Как дирижеры становятся такими знаменитыми, что их приглашают на подобную работу?

— Все просто. Дирижер-гастролер работает с разными оркестрами, и каждый раз это как встреча с разными людьми: кто-то тебе приятен, а кто-то — нет. Буквально сразу становится понятно, «твой» этот оркестр или нет: если встречаешь отдачу, энтузиазм, внимание, работать намного приятнее. И если совпадает так, что оркестру требуется дирижер, а гастролирующий дирижер ему понравился, то могут сделать предложение. У меня так и получилось.

Желание музыкантов имеет большой вес в таких случаях?

— По-разному. Например, в Америке мнение музыкантов не имеет никакого значения, а в Западном Берлине только оно имеет значение, а у администрации нет никакого права голоса. А где-то желание музыкантов учитывается, но не является решающим.

Есть оркестры, которые принципиально живут без главного дирижера, например, Венская филармония. Этот оркестр высочайшего класса, с ним работают только дирижеры с мировыми именами.

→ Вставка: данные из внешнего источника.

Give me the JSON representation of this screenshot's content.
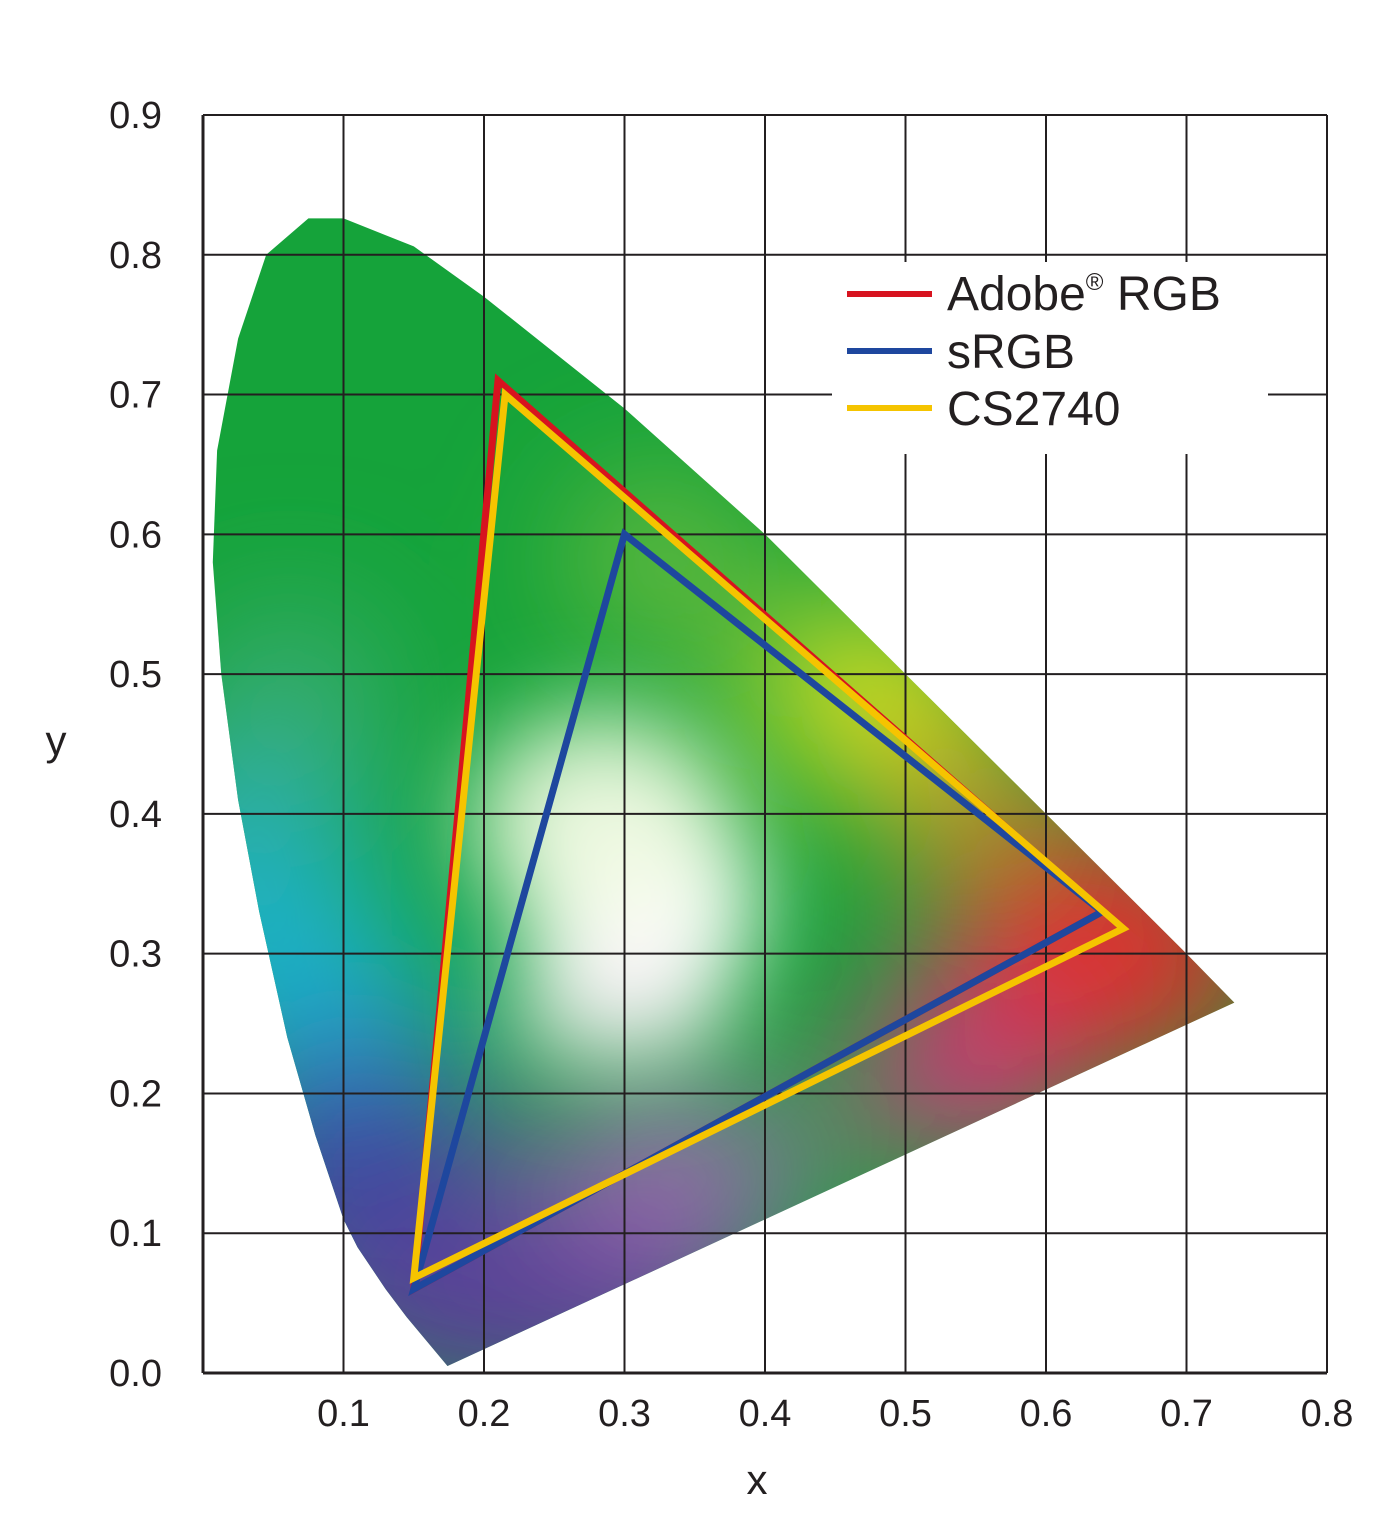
{
  "chart_data": {
    "type": "scatter",
    "subtype": "CIE 1931 chromaticity diagram with gamut triangles",
    "xlabel": "x",
    "ylabel": "y",
    "xlim": [
      0.0,
      0.8
    ],
    "ylim": [
      0.0,
      0.9
    ],
    "x_ticks": [
      "0.1",
      "0.2",
      "0.3",
      "0.4",
      "0.5",
      "0.6",
      "0.7",
      "0.8"
    ],
    "y_ticks": [
      "0.0",
      "0.1",
      "0.2",
      "0.3",
      "0.4",
      "0.5",
      "0.6",
      "0.7",
      "0.8",
      "0.9"
    ],
    "grid": true,
    "legend_position": "top-right",
    "spectral_locus": [
      [
        0.174,
        0.005
      ],
      [
        0.145,
        0.04
      ],
      [
        0.13,
        0.06
      ],
      [
        0.11,
        0.09
      ],
      [
        0.1,
        0.11
      ],
      [
        0.08,
        0.17
      ],
      [
        0.06,
        0.24
      ],
      [
        0.04,
        0.33
      ],
      [
        0.025,
        0.41
      ],
      [
        0.013,
        0.5
      ],
      [
        0.007,
        0.58
      ],
      [
        0.01,
        0.66
      ],
      [
        0.025,
        0.74
      ],
      [
        0.045,
        0.8
      ],
      [
        0.075,
        0.826
      ],
      [
        0.1,
        0.826
      ],
      [
        0.15,
        0.806
      ],
      [
        0.2,
        0.77
      ],
      [
        0.3,
        0.69
      ],
      [
        0.4,
        0.6
      ],
      [
        0.5,
        0.5
      ],
      [
        0.6,
        0.4
      ],
      [
        0.7,
        0.3
      ],
      [
        0.734,
        0.265
      ]
    ],
    "series": [
      {
        "name": "Adobe® RGB",
        "color": "#d7131f",
        "points": [
          [
            0.64,
            0.33
          ],
          [
            0.21,
            0.71
          ],
          [
            0.15,
            0.06
          ]
        ]
      },
      {
        "name": "sRGB",
        "color": "#1e479e",
        "points": [
          [
            0.64,
            0.33
          ],
          [
            0.3,
            0.6
          ],
          [
            0.15,
            0.06
          ]
        ]
      },
      {
        "name": "CS2740",
        "color": "#f5c400",
        "points": [
          [
            0.655,
            0.318
          ],
          [
            0.215,
            0.7
          ],
          [
            0.15,
            0.068
          ]
        ]
      }
    ]
  },
  "legend": {
    "adobe_name": "Adobe",
    "adobe_reg": "®",
    "adobe_suffix": " RGB",
    "srgb": "sRGB",
    "cs2740": "CS2740"
  }
}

Вообще, роль главного дирижера на Западе меняется. Там очень большая власть у профсоюзов. Дирижеры работают по контрактам, например, поработал три года и переезжаешь в другое место. Поэтому время, когда дирижер оказывал влияние на звучание оркестра, на его традиции, уходят в прошлое, оркестры унифицируются и начинают терять свое лицо.

Какую музыку дирижер Лисс слушает в нерабочее время?

— Если я не работаю, то иногда могу послушать и джаз, и рок, и качественную поп-музыку. Моя проблема — я не могу воспринимать музыку как фон, сразу начинаю анализировать. Это — уже профессиональное наказание. Поэтому я никогда не слушаю музыку в машине, только разговорное радио.

Сейчас прямо рядом с филармонией висят две афиши: на одной — концерт оркестра под управлением дирижера Лисса, на второй — шоу Нюши. Как вам такое соседство?

— А кто такая Нюша? Юбочка из плюша? Да я к этому абсолютно спокойно отношусь. Каждому свое. Кто-то пойдет на Нюшу, кто-то — в филармонию. Я ведь не ретроград, я стараюсь следить за современными тенденциями в любой музыке. Знаю даже такие названия групп, которые могут напугать — «Кровосток», например.

А про «лабутены» я, конечно же, слышал. Выдающееся произведение в своем роде.